The average number of victims of a pedophile is 260, almost exactly the number of Larry Nassar’s reported victims to date. Untold numbers of children and youth damaged, untold lives ruined, untold grief and guilt experienced by parents and loved ones who were not aware. What do we need to do?
- The harm done by sexual assault is extreme, and it is lifelong. We must listen to and believe our children and youth when they share that they have been abused. Then we must act immediately to protect them. There is no choice. And we must seek the very best medical and psychological help we can for the victims, including adults.
- We must hold accountable those who abuse children or youth, with no exceptions. And we must hold accountable those with authority who refuse to act when faced with allegations. In the wake of the Larry Nassar scandal, after several decades passed before anything was done, Michigan State University President Lou Anna Simon and Athletic Director Mark Hollis resigned and the entire USA Gymnastics Board resigned. MSU is the ninth largest university in the US.

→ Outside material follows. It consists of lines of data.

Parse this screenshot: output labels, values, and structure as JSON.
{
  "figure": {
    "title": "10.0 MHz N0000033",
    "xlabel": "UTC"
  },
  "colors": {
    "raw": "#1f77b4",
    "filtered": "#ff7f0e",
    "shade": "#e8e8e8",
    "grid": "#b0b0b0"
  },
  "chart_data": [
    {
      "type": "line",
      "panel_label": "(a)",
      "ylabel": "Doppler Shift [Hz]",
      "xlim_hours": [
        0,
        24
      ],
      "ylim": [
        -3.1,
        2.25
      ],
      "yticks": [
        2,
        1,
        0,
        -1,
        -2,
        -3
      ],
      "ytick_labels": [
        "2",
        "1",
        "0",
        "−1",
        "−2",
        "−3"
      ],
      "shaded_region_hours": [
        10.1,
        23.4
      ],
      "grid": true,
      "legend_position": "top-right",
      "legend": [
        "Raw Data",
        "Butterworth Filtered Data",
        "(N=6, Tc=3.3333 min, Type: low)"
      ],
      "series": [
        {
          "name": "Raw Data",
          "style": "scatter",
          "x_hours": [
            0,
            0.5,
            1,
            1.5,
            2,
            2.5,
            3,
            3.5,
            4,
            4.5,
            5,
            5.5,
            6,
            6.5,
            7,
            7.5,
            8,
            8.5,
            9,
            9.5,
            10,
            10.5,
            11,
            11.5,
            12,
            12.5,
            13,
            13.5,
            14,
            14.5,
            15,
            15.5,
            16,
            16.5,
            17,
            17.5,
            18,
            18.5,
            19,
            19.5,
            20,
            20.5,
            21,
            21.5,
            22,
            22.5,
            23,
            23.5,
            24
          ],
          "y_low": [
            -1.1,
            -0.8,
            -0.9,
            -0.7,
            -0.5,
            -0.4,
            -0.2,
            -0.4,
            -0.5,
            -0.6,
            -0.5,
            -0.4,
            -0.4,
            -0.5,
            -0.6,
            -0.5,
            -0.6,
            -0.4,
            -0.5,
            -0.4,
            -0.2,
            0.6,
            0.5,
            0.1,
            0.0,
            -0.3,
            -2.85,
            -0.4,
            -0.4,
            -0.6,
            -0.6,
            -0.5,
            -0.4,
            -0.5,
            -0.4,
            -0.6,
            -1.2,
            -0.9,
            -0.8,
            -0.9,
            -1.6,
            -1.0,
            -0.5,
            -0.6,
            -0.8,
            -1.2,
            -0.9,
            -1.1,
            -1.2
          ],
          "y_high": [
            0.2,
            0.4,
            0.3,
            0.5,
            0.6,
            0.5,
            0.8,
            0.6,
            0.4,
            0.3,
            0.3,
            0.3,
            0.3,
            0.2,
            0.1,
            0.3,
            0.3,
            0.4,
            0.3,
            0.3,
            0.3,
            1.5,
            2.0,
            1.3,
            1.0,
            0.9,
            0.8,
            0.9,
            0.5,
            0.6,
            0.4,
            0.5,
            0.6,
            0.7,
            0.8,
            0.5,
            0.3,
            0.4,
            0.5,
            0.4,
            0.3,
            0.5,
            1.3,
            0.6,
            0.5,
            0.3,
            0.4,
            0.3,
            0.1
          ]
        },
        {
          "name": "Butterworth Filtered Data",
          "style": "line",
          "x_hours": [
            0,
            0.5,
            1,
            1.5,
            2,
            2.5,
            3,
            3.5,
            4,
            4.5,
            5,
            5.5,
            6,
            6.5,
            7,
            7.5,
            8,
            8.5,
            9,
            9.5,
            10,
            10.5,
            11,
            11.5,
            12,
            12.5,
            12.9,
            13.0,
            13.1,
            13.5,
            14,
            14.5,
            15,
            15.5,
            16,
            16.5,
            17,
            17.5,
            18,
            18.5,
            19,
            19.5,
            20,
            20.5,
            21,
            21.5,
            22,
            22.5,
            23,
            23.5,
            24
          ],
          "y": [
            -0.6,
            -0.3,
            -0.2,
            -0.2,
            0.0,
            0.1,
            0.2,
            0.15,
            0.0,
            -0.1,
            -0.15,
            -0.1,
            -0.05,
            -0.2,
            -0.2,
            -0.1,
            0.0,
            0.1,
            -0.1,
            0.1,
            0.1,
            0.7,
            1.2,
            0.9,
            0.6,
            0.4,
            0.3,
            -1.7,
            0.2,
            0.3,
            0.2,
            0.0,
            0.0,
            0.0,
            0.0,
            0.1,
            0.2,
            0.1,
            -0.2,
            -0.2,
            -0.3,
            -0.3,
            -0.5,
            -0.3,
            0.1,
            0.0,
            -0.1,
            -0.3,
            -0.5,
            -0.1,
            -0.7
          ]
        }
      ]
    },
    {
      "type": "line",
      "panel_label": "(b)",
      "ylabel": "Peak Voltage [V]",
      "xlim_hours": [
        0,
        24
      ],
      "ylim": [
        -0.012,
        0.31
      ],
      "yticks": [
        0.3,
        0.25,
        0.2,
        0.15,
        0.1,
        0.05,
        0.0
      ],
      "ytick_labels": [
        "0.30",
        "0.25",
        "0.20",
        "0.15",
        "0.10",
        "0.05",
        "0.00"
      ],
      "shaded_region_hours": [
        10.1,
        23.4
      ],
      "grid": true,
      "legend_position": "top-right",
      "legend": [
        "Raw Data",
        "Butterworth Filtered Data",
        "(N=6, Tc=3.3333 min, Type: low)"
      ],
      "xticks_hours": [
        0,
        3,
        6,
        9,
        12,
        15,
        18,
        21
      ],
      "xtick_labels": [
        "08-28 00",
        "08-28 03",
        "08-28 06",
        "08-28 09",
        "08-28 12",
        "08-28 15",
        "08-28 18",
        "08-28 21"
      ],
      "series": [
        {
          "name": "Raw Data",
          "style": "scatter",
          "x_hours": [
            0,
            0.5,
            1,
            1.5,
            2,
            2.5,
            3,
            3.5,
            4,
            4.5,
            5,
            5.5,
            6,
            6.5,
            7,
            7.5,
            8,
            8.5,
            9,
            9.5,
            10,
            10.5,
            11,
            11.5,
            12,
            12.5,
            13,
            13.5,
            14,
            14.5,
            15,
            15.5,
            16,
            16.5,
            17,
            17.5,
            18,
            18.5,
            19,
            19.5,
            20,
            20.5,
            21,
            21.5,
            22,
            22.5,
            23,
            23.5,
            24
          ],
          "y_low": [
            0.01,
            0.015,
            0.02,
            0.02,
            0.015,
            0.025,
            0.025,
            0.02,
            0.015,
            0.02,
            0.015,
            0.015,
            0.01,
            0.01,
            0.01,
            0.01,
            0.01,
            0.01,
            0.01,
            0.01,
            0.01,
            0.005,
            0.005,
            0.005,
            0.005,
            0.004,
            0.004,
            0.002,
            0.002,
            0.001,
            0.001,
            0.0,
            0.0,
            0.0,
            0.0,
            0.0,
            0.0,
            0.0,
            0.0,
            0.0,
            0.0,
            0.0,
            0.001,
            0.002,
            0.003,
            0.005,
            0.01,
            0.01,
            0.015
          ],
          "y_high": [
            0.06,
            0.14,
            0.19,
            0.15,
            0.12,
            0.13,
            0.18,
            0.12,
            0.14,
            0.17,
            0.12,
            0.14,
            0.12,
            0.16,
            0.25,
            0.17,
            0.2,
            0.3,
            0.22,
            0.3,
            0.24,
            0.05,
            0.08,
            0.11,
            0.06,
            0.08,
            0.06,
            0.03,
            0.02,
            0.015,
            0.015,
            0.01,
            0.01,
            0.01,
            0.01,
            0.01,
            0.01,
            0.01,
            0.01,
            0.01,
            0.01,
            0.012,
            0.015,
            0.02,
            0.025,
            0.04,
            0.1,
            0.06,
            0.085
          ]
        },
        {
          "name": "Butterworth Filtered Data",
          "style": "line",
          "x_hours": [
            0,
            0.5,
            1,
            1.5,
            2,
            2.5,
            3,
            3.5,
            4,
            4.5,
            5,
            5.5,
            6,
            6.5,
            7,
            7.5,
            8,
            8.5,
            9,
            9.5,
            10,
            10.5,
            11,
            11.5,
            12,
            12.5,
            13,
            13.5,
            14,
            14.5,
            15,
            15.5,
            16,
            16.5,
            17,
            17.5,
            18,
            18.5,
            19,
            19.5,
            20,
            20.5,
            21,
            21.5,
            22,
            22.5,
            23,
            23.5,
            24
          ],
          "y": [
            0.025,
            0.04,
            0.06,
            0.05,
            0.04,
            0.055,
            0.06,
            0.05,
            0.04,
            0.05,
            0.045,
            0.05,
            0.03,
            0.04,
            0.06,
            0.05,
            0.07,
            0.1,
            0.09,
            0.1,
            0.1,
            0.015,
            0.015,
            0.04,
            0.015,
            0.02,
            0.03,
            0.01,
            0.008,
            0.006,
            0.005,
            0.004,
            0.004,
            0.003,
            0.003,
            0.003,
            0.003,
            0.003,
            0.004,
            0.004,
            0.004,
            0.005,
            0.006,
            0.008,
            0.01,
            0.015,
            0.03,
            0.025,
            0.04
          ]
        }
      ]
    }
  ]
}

- The protection of individuals is always more important than protection of the organization, and the culture of many of our schools and universities must change. Ingham County Circuit Judge Aquilina said, “There has to be a massive investigation as to why there was inaction, why there was silence… Justice requires more than what I can do on this bench.”
- We must have child protection/sexual abuse policies in all of our churches, without exception. Every staff member in our churches must receive a background check. And we must not only communicate those policies to all members and friends, but we must enforce those policies. There is nothing more important than the safety of our children and youth.
- There is a Sexual Ethics Conference sponsored by the Commission on the Status and Role of Women from October 11-13, 2018. Please consider sending several people from your church.
I pray for the day when no one is ever silenced again, there are no more word games, and no parent ever again has to listen to the testimony of three daughters.